Management of pain in older horses, especially brood mares and stallions, can be challenging. There are several levels of
expectations for older horses and the management style oftentimes needs to be dictated by the animal's use. Therefore the
goal of management is to use various local and systemic therapies in order to allow the horse to perform its duties with a
minimal amount of pain.
There is no better example of this than in broodmares. The effectiveness of management is often dictated by the breed. For
instance, in Thoroughbred racehorses the mares must undergo live cover and carry to term and facilitated breeding techniques
cannot be used. This places more weight and stress on the mares and consequently makes management more difficult. With these
mares aggressive oversight of their feet, fetlocks, suspensory apparatus and carpi are needed especially if they have a racing
history. However mares that can undergo facilitated breeding techniques such as Quarter Horses can be managed more effectively.
In Quarter Horse mares embryo transfer can be used. In addition, with the use of shipped semen some mares can live their lifetime
at a single farm without much transportation. Some breeding managers are uncomfortable if the mares don't periodically carry
to term; however that must be weighed against the potential negative complications of carrying on their musculoskeletal system.
Stallions can also have limitations due to musculoskeletal pain. Again, in Thoroughbreds this is significant as they must
live cover and aggressive pain control is needed. In other breeds such as Quarter Horses, in which artificial insemination
can be used the collection techniques can be modified to enhance the horses comfort. Breeding dummies can be manipulated,
such as being lowered, or the horse can sometimes be collected standing. In addition, horses that are euthanized can have
semen stored for later use.
Several types of diseases can influence the musculoskeletal system in these older horses. Systemically, things such as Cushing's
disease or metabolic syndrome can have effect on the horse's feet. Laminitis consequently is a common sequela of these diseases
and periodic systemic screening of these horses is needed. In addition, nutrition can have a large influence on these horses
especially if their carbohydrates are not adequately monitored.

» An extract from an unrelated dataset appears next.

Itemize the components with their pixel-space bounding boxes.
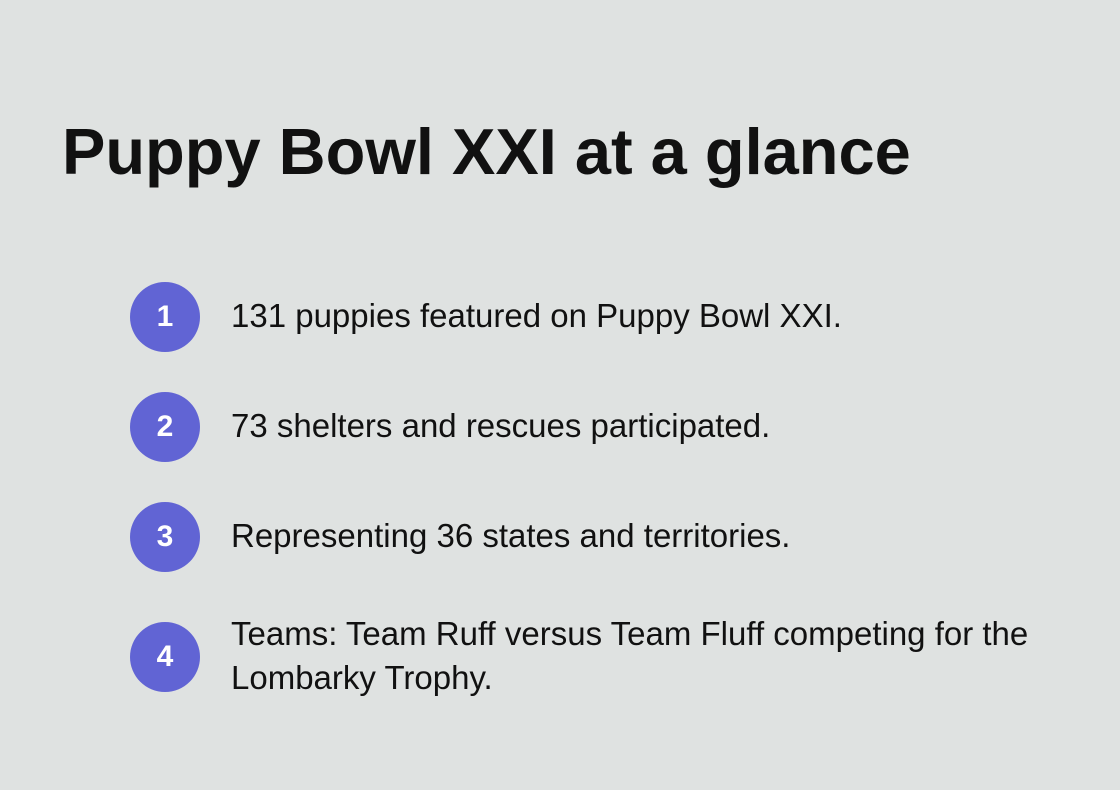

Hoof disease is very common in older horses especially if they have had any lameness history. Laminitis is common in older
horses for various reasons and it is often our recommendation to do yearly radiographs to be sure that the angles remain normal
and the stresses are minimized on the feet. There are some horses that benefit from a lifetime in shoes and that oftentimes
is dictated by the horse itself as well as the condition. Navicular syndrome is also very common and in the advanced stages
can be very limiting to the horses comfort. In some instances when aggressive medical therapy and shoeing fails, a palmar
digital neurectomy is needed to maintain comfort. However care must be taken that the flexor surface of the navicular bone
is closely analyzed as those horses with neurectomies could suffer from complete rupture of the deep digital flexor tendon
requiring euthanasia or heroic efforts to fuse the distal interphalangeal joint. Many older horses are maintained of isoxsuprine
which oftentimes can maintain an improved level of comfort. Even though this is a contentious approach in some horses it does
have a significant impact.
Joint disease is common and needs to be managed based on common principles. The problem with using intraarticular corticosteroids
in older horses is that even normally accepted doses of these steroids could potentially have a negative effect on the horse
systemically especially if they suffer from Cushing's disease. Therefore it is not uncommon to evaluate the horse's metabolic
status prior to recommending intraarticular corticosteroid administration.
Diseases of the suspensory apparatus are not uncommon especially in retired racehorses. It is now recognized that degenerative
suspensory desmitis can occur and that there may be a genetic link. This is not uncommon in the hind limbs of western performance
horses such as cutters and reiners who have had a significant amount of stress in their hind limbs. It is difficult to properly
support these horses. Sometimes extended heel shoes can help however not in all cases. It does seem that if the horses are
comfortable turn out and light exercise can be beneficial to maintaining muscle tone and strength and hence compensating for
suspensory apparatus loss.
In general several things need to be kept in mind when making recommendations for orthopaedic pain in the older horse. If
the horse is comfortable enough to be turned out this is often beneficial and in some cases in chronic joint disease horses
can actually do better when turned out as apposed to being confined. Systemic treatments such as supplements isoxsuprine and
occasional anti-inflammatory medications can also be beneficial. Local application of medication can also be beneficial and
various different types of shoeing schemes can be beneficial depending on the horse. It's important to remember that the breeding
scheme and the plan can also have an influence on the horses comfort and that to must be taken into consideration.
In summary, managing the older horse can often times be difficult and the horses can often show a large variation in comfort
even in a small amount of time. It is this authors opinion that the goal is often to find a steady course of comfort and not
to overreact to short durations of increased pain. This commonly occurs and shoeing recommendations made when in fact the
original shoeing scheme may have been more appropriate.